One side of our house needs tuck pointing and we need to choose a mason. Do most masons use a squeeze tube-type apparatus to put the mortar into the joints these days instead of an old fashioned trowel? Does it work as well?

Thank you!

Loretta


----------



## Nestor_Kelebay (Aug 7, 2010)

Most masonary contractors would probably use a "pointing trowel" to do this kind of work.  Pointing trowels come in widths from 5/16 inch to 1/2 inch (for concrete blocks) with the most common size for brickwork mortar joints being 3/8 inch.







Grout bags...(shown here), are typically used for applying the mortar or grout between irregular rocks (on fire places and such) or where the mortar joint is wider than 1/2 inch.

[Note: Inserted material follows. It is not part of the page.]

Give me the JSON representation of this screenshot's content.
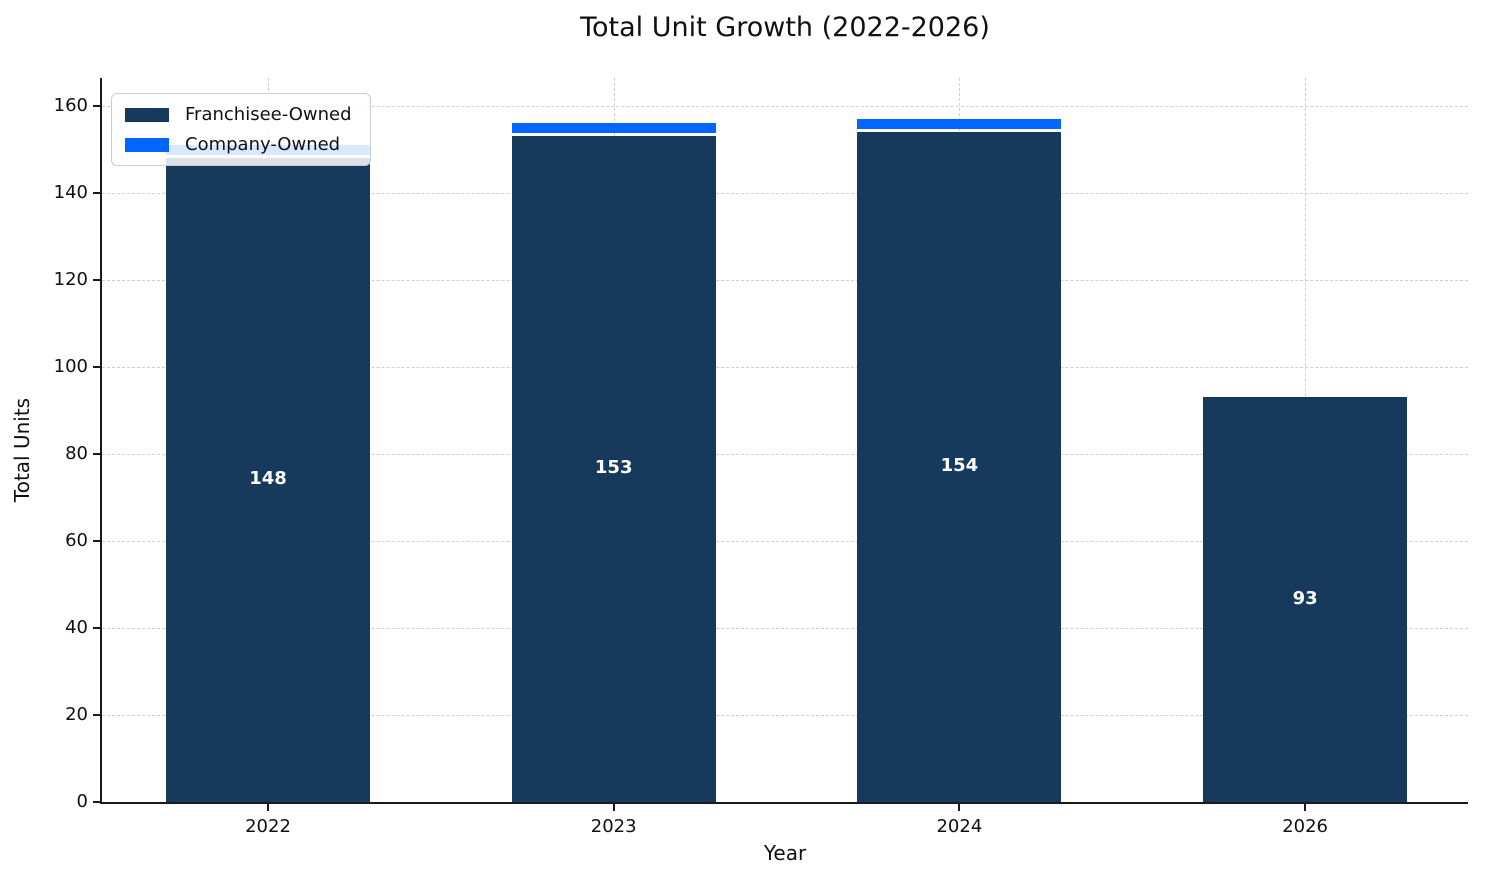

However, your masonary contractor will use whatever tool that he finds works best for him, and it's best to let him decide how to actually go about actually doing the work.  As long as the mortar joints are repacked with new mortar, that's what matters.  How that happens really doesn't matter as both a grout bag and a tuck pointing trowel are suitable for filling those joints with fresh mortar.


----------



## bubblegummom (Aug 9, 2010)

Nestor_Kelebay:

Thank you! Very helpful! I think I have figured out which mason I want to hire.


----------



## Marksextra (Aug 13, 2010)

Nestor_Kelebay said:


> Most masonary contractors would probably use a "pointing trowel" to do this kind of work.  Pointing trowels come in widths from 5/16 inch to 1/2 inch (for concrete blocks) with the most common size for brickwork mortar joints being 3/8 inch.
> 
> 
> 
> ...



Good answer.  Even a striker would work!


----------



## Nestor_Kelebay (Aug 13, 2010)

I'm sorry, I don't know what a "striker" is.






Is this what you're calling a "striker"?

In Winnipeg, where I live, most people call this tool a "jointer".  (But, lots of people call it a "spoon", too.)  I guess it doesn't matter what you call it, as long as the other person knows what you mean.

I wouldn't use a jointer to pack the mortar in.  You use a jointer to compact the surface of the mortar to make it more water resistant.  If you put the mortar in with a jointer, how are you going to then compact the surface of the mortar to make it more water resistant?


----------